Nitekim, Sanığın üzerine atılı bulunan suçun şikâyete tabî suçlardan olmasına, mağdurenin suç tarihinde 15-18 yaş grubunda olup şikâyet hakkına sahip olmasına rağmen, beyanına başvurulup şikâyeti sorulmadan, mağdurenin velisinin şikâyetçi olunması ile yetinilerek eksik inceleme ile yazılı şekilde hüküm kurulması hukuka aykırıdır (Yargıtay 14. Ceza Dairesi - Karar: 2014/11126).

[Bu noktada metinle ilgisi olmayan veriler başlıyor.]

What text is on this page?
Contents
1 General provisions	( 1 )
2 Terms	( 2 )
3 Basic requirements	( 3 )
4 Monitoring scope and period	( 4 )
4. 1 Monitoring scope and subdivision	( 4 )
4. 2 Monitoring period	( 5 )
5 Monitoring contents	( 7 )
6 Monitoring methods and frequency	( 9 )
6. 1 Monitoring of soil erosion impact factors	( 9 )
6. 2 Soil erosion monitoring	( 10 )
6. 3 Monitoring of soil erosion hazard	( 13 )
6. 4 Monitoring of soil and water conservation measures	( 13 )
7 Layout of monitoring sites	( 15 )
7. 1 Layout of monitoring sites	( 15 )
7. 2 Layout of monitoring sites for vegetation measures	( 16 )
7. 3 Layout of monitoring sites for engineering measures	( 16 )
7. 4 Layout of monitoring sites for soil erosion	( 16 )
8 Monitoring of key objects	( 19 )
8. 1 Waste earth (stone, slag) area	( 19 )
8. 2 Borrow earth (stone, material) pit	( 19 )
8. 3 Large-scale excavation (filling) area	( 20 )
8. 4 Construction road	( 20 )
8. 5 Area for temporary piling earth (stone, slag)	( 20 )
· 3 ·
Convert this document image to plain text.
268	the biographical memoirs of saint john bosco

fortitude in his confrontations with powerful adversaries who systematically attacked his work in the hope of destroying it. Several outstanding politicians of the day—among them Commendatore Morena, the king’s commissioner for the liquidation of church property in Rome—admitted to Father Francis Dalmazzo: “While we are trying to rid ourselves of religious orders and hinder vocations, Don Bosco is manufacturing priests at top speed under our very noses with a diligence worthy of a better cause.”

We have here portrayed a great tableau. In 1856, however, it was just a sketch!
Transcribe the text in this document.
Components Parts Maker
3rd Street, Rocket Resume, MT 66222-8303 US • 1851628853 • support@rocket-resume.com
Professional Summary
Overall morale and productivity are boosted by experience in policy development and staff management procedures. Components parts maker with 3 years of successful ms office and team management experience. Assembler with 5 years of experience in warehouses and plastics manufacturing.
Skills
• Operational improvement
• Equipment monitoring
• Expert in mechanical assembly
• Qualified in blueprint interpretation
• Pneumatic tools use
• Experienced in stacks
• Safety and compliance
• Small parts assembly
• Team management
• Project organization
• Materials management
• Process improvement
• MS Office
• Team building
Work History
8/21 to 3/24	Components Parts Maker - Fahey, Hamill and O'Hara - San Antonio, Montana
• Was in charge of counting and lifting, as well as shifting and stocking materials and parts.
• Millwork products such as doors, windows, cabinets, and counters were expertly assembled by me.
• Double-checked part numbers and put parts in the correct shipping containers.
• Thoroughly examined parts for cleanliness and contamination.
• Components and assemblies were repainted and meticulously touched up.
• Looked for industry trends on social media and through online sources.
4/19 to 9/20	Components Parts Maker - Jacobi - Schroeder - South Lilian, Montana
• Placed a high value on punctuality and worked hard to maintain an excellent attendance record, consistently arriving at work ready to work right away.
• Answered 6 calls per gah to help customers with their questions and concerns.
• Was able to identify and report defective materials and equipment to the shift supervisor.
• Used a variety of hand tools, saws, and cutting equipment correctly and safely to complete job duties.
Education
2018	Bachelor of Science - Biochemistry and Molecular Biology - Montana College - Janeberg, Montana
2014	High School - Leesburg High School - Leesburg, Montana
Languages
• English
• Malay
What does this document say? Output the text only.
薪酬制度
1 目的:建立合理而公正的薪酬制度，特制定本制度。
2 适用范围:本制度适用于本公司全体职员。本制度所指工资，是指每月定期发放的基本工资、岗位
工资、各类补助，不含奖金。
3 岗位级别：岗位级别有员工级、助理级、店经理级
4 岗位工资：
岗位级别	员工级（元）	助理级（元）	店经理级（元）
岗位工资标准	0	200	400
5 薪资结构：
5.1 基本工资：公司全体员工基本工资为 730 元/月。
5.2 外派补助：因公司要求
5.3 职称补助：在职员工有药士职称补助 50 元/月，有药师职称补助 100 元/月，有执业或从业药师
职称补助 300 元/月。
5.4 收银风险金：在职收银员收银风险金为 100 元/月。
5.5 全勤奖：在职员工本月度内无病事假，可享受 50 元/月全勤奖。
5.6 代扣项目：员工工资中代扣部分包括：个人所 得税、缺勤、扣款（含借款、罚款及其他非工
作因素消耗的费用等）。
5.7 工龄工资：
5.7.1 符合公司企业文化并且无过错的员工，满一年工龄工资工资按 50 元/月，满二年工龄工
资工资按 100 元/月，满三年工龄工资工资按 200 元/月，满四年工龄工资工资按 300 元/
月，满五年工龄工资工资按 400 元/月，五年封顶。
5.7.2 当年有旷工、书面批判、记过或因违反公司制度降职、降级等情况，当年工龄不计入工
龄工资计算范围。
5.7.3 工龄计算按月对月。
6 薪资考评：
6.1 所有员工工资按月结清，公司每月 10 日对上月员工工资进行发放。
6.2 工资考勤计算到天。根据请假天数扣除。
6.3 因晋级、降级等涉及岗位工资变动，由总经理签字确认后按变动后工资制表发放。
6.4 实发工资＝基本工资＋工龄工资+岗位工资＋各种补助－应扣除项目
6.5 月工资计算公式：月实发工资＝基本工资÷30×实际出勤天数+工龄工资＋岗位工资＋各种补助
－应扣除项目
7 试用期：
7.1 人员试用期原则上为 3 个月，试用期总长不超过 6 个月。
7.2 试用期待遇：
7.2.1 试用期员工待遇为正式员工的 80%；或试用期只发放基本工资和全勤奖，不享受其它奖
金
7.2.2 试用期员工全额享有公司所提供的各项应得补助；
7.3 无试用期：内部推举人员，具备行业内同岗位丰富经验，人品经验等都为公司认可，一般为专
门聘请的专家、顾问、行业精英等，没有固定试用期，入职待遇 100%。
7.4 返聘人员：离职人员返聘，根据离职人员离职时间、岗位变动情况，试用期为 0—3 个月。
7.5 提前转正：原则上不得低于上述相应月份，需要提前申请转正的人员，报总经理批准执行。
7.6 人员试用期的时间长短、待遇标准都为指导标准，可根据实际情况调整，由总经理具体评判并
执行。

Sanığın suç tarihlerinde onbeş yaşını tamamlayan mağdure ile cebir, tehdit, hile veya iradeyi etkileyen başka bir neden bulunmaksızın, rızası doğrultusunda cinsel ilişkiye girdiği, sanığın bu eyleminin TCK’nın 104/1. maddesinde düzenlenen reşit olmayanla cinsel ilişki suçunu oluşturduğu, ancak bu suçun takibinin şikayete bağlı olup mağdurenin şikayetçi olmadığının anlaşılması karşısında, sanık hakkında eylemin reşit olmayanla cinsel ilişki kabulü ile bu suçtan görülen kamu davasının şikayet yokluğu nedeniyle düşmesine karar verilmesi gerekirken yazılı şekilde ırza geçme suçundan beraatine hükmedilmesi hukuka aykırıdır (Yargıtay 14.Ceza Dairesi - Karar: 2016/1407).
15-18 yaş grubunda iki çocuğun cinsel ilişkiye girmesi halinde de reşit olmayanla cinsel ilişki suçu meydana gelir. Ancak, Yargıtay uygulamada 15-18 yaş grubunda iki çocuk arasında gerçekleşen cinsel ilişkide kız çocuğunu mağdur, erkek çocuğunu ise fail olarak kabul etmektedir. Erkeğin fail olarak kabul edilip cezalandırılması pek çok uygulama sorununa yol açsa da Yargıtay reşit olmayanla cinsel ilişki suçunda ikisi de 15-18 yaş grubunda olan çocuklardan erkek çocuğunu fail olarak kabul ederek TCK’nin 104. maddesi gereği cezalandırma şeklindeki yerleşik içtihadını sürdürmektedir.